Conversations with midwives and obstetricians will explore potential differences of communication between patient and healthcare professionals with shared embodied experiences, and the shifting ground of affinity and disconnection due to Covid-19 practices. It is expected that gathered data will also capture aspects of categorisation relating to ‘increased risk’ and BAME experiences during the pandemic, and the wider social and political factors implicated in these categorisations.
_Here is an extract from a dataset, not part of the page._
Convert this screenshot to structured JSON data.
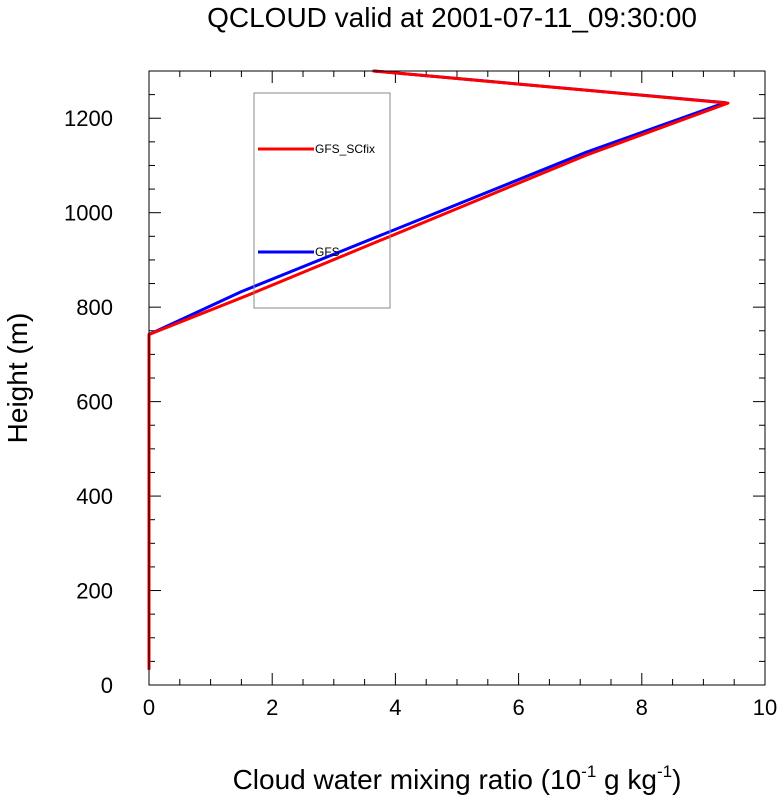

Data and findings from these conversations will contribute to the development of new artworks and a new artist’s film, as well as new collaborations with researchers across disciplines at the University.

References

Church, S, (2014) Midwives’ personal experiences of pregnancy and childbirth: Exploring issues of autonomy and agency in relation to the use of professional knowledge, Human Fertility.

Patterson, J, Hollins Martin, C, Karatzias, T (2019), PTSD post-childbirth: a systematic review of women’s and midwives’ subjective experiences of care provider interaction, Journal of Reproductive and Infant Psychology.

Paul, L A (2013), What You Can’t Expect When You’re Expecting, Res Philosophica.

Pezaro, S (2018), The pregnant midwife: A personal reflection on having a baby as a midwife, https://sallypezaro.wordpress.com

Dr Lyndsay Mann is a research-based, interdisciplinary artist with an expanded performance and moving image practice. She is an ECR and Lecturer in Fine Art in the School of Art at ECA.